ミアボルド氏は、架空のモンスターを創作する必要はないと考えている。「面白いのは、恐竜はもっとたくさんいるということです」とミアボルド氏は言う。「ほとんどの場合、地球の実際の化石記録の方が、架空の生き物よりも興味深いのです。」
現実世界の古生物学技術は『ジュラシック・ワールド』の架空の技術ほど進んではいないものの、1993年以降は大きく進歩した。ホルツ氏は、恐竜の頭蓋骨のCTスキャンによって「脳空洞や神経管に関する多くの情報が明らかになった。これらはこれまで見ることが非常に困難だった」と指摘する。
「骨や歯の同位体分析から、彼らが何を食べていたのかが分かります」とホルツ氏は言う。「非常に優秀な地球化学者や生物地球化学者は、化石から有機質の粘液を抽出し、彼らの生理機能の特定の側面について何かを教えてくれる方法を発見しました。」
人工知能(AI)も活用されています。ホルツ氏によると、一部の古生物学者はAIツールを使って化石標本の分類を行っているとのことです。「機械学習は、私たちがすぐには思いつかないようなことを拾い上げることができるかもしれません」と彼は言います。「今のところ、私が専門家として目にしてきた機械学習の主な活用法はAIですが、まだ初期段階です。この技術が今後どのように発展していくのか、見守っていく必要があります。」
古生物学、そして「ジュラシック・ワールド」シリーズには、どれほどの未来があるのか?恐竜映画が消滅する時代が来るのだろうか?『ジュラシック・ワールド/リバース』の冒頭シーンでは、一般の人々が恐竜に飽きてしまい、博物館が展示を中止しつつあることが描かれる。
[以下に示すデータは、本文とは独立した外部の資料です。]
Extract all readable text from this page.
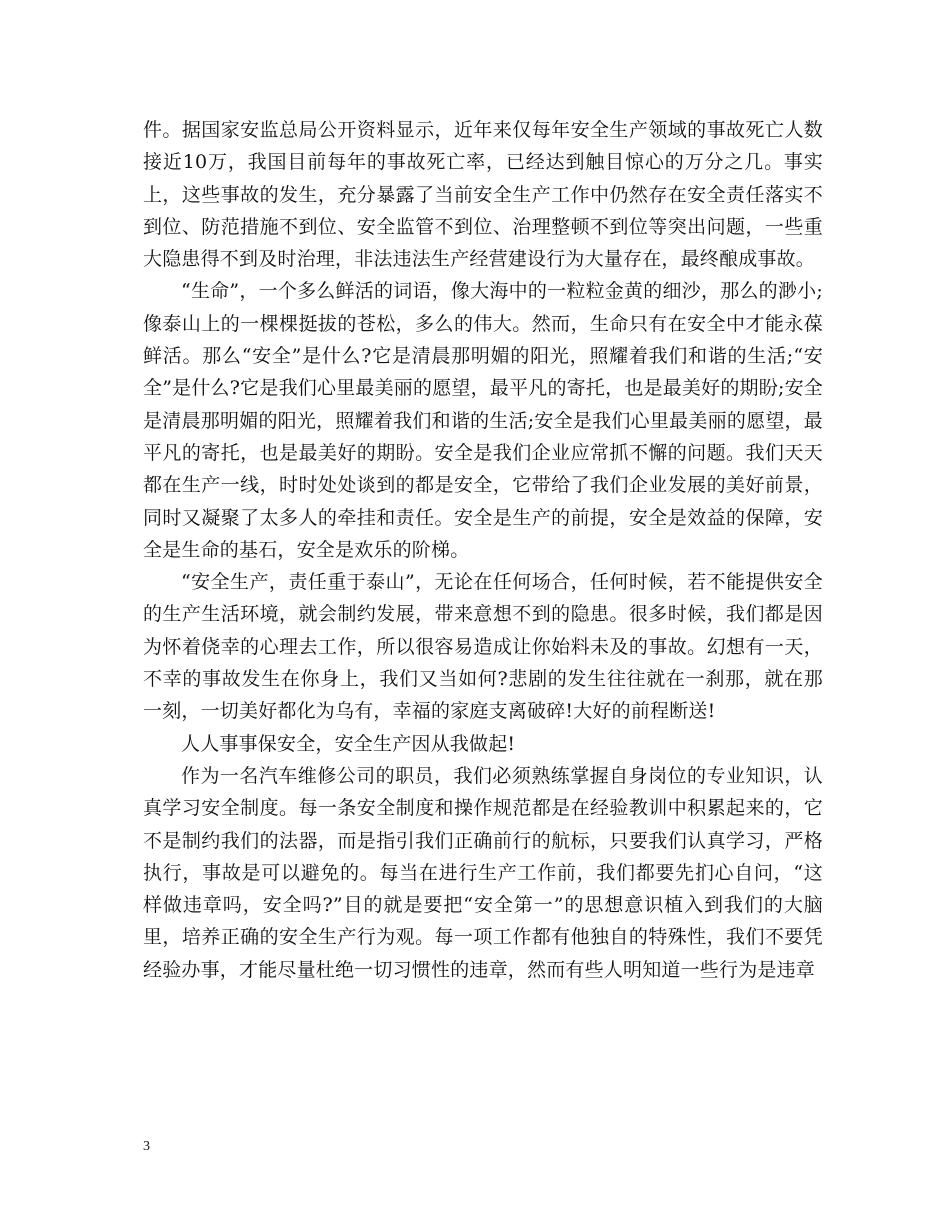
件。据国家安监总局公开资料显示，近年来仅每年安全生产领域的事故死亡人数接近10万，我国目前每年的事故死亡率，已经达到触目惊心的万分之几。事实上，这些事故的发生，充分暴露了当前安全生产工作中仍然存在安全责任落实不到位、防范措施不到位、安全监管不到位、治理整顿不到位等突出问题，一些重大隐患得不到及时治理，非法违法生产经营建设行为大量存在，最终酿成事故。

“生命”，一个多么鲜活的词语，像大海中的一粒粒金黄的细沙，那么的渺小;像泰山上的一棵棵挺拔的苍松，多么的伟大。然而，生命只有在安全中才能永葆鲜活。那么“安全”是什么?它是清晨那明媚的阳光，照耀着我们和谐的生活;“安全”是什么?它是我们心里最美丽的愿望，最平凡的寄托，也是最美好的期盼;安全是清晨那明媚的阳光，照耀着我们和谐的生活;安全是我们心里最美丽的愿望，最平凡的寄托，也是最美好的期盼。安全是我们企业应常抓不懈的问题。我们天天都在生产一线，时时处处谈到的都是安全，它带给了我们企业发展的美好前景，同时又凝聚了太多人的牵挂和责任。安全是生产的前提，安全是效益的保障，安全是生命的基石，安全是欢乐的阶梯。

“安全生产，责任重于泰山”，无论在任何场合，任何时候，若不能提供安全的生产生活环境，就会制约发展，带来意想不到的隐患。很多时候，我们都是因为怀着侥幸的心理去工作，所以很容易造成让你始料未及的事故。幻想有一天，不幸的事故发生在你身上，我们又当如何?悲剧的发生往往就在一刹那，就在那一刻，一切美好都化为乌有，幸福的家庭支离破碎!大好的前程断送!

人人事事保安全，安全生产因从我做起!

作为一名汽车维修公司的职员，我们必须熟练掌握自身岗位的专业知识，认真学习安全制度。每一条安全制度和操作规范都是在经验教训中积累起来的，它不是制约我们的法器，而是指引我们正确前行的航标，只要我们认真学习，严格执行，事故是可以避免的。每当在进行生产工作前，我们都要先扪心自问，“这样做违章吗，安全吗?”目的就是要把“安全第一”的思想意识植入到我们的大脑里，培养正确的安全生产行为观。每一项工作都有他独自的特殊性，我们不要凭经验办事，才能尽量杜绝一切习惯性的违章，然而有些人明知道一些行为是违章

3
「すみません、あれはすごく非現実的だと思います」とミールボルドは言う。「もしかしたら、あれは映画の中で一番非現実的なことだったかもしれません。6本足の恐竜をくれてもいいですよ? 誰も恐竜を好きにならないなんて言わないで。だって、恐竜には実在するという素晴らしい特徴があるんですから。そして、ある意味、実在するという事実が、恐竜を再び我が家に呼び戻すんです」
恐竜の噛みつき
ミニレビュー: 科学的な疑問はさておき、ホルツとミアボルドは『ジュラシック・ワールド/リバース』のエンターテイメント性に大いに賛同している。「これは深遠な哲学を掘り下げた映画ではありません。アクション満載で、スリリングなシーンが満載で、恐竜が人間を食べるシーンも満載です。そして、それら全てをクリアできれば、もう満足です」とミアボルドは語る。ホルツは、この映画には恐竜映画に欠かせないもう一つの要素、つまり子供たちが危険にさらされている点も付け加える。ミアボルドも同意見だ。「恐竜は人間を食べるだけでなく… ほとんど 子供も食べてしまうでしょう?もし本当に子供を食べていたとしたら、それは不快な体験だったでしょう」
次の『ジュラシック・ワールド』映画? Deadlineによると、『ジュラシック・ワールド/リバース』は「素晴らしいスタート」を切ったようで、またも続編への道が開かれているようだ。「化石や石膏のジャケットを着た骨を扱う恐竜フィールド生物学者ではなく、生きた動物を扱いながら、その興味深い点を解明しようとする恐竜フィールド生物学者を主人公にした物語を作れるんじゃないかな」とミールボルドは言う。
恐竜についてもっと深く掘り下げてみませんか? 『ジュラシック・ワールド/リバース』の古生物学における正誤について、ミアボルドによる詳細な分析をご覧ください。映画に登場する恐竜のラインナップカードも掲載されています。ホルツはメリーランド大学のレポートで、事実と映画のフィクションについて独自の見解を述べています。さらに詳しく知りたい方は、ホルツが執筆に関わった『ジュラシック・ワールド 恐竜フィールドガイド』、または『ジュラシック・ワールド/リバース』の科学コンサルタントを務めた古生物学者スティーブ・ブルサットが執筆した『恐竜の興亡』をご覧ください。